JAKARTA – Peneliti senior di pusat Studi Hukum Universitas Indonesia (UI), A.B Kusuma, mengemukakan pendapatnya terkait pertanyaan siapakah yang paling patut disebut Pancasilais.
“Itu tidak bisa dijawab, dan juga tidak perlu dinyatakan siapa yang paling pancasilais, atau siapa yang tidak pancasilais, karena itu tergantung pada interprestasinya,” kata A.B Kusuma, dalam diskusi ‘Pancasila yang Otentik dan Legitimate’, Jumat (24/7/2020).
Menurutnya, yang paling penting dan lebih dari Pancasila itu sendiri untuk dibahas adalah jabaran dari UUD 1945. Pancasila masih terlalu abstrak dan masih terus diperdebatkan. Terpenting adalah tentang tujuan atau sistem dalam bernegara itu sendiri.

“Buat saya yang lebih penting diperdebatkan adalah kesadaran berkonstitusi. Bagaimana sistem pemerintahan, kenegaraaan kita yang juga menjadi perdebatan, terkait perubahan apakah ini presidensialisme, apakah parlementarisme, kan juga tidak ada habis-habisnya,”ucap dia.

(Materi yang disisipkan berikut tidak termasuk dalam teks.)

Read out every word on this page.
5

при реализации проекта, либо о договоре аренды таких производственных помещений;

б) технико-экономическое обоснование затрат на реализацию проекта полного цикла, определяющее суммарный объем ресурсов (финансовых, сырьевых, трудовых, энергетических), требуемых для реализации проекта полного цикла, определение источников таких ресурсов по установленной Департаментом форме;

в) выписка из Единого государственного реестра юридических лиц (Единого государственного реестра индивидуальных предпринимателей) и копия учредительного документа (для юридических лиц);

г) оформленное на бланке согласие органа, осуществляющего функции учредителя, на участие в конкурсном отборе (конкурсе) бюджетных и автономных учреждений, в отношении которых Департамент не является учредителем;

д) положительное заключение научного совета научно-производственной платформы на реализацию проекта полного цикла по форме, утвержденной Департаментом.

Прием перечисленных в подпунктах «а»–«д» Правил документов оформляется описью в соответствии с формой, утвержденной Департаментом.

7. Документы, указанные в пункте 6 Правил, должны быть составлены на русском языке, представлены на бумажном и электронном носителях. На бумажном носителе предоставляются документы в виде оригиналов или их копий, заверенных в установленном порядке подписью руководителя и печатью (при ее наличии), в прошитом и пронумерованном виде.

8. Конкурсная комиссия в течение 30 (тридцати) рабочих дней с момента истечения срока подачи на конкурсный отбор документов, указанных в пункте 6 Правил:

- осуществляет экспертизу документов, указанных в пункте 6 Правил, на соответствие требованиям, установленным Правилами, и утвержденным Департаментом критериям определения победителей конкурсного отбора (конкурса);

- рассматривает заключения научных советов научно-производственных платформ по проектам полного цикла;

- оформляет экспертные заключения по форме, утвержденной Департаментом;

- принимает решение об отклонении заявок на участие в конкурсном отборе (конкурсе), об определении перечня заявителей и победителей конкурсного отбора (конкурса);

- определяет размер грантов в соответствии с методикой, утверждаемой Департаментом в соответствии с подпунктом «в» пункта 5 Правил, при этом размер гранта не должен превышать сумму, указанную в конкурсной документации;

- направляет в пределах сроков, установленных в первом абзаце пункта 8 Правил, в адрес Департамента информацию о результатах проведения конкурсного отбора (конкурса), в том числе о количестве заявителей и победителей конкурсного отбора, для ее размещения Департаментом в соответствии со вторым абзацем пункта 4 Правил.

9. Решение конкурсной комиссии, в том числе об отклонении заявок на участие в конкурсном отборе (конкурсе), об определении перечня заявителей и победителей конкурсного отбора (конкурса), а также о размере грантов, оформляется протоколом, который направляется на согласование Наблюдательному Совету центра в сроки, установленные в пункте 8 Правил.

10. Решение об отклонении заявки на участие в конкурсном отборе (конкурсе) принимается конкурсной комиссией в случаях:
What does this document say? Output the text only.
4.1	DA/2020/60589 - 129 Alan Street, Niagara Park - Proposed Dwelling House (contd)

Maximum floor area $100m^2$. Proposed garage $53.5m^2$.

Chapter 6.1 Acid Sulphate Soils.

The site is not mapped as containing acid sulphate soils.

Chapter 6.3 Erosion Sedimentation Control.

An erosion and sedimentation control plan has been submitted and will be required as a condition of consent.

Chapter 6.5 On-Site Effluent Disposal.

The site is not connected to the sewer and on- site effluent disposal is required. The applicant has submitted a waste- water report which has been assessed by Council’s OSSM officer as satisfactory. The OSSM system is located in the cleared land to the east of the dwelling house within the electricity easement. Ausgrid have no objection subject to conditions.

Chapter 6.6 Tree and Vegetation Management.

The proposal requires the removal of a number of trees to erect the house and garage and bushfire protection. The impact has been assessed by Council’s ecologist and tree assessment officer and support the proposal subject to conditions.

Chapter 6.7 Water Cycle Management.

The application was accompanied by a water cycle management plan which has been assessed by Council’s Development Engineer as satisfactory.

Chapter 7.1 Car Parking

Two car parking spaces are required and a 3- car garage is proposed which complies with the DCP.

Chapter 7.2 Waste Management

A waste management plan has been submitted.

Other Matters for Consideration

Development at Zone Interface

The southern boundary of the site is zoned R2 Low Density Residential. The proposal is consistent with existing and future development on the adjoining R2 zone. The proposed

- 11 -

Dikatakan, sistem negara yang diterapkan di Indonesia sekarang tidak bisa dilacak dari Pancasila. Tapi, bisa dilacak dari principle apa. Umpamanya, lanjut A.B Kusuma, sebelum sistem yang dibuat oleh para pendiri negara itu sistemnya hanya satu lembaga yang dipilih.
“Kemudian paradik, artinya single legitimite yang memilih kepala negara itu adalah MPRS, tapi setelah dilakukan amandemen muncul dua lembaga, yakni presiden dan DPR juga dipilih langsung, itu berbeda paradigma. Itu sendiri akan menimbulkan goncangan,” tegasnya.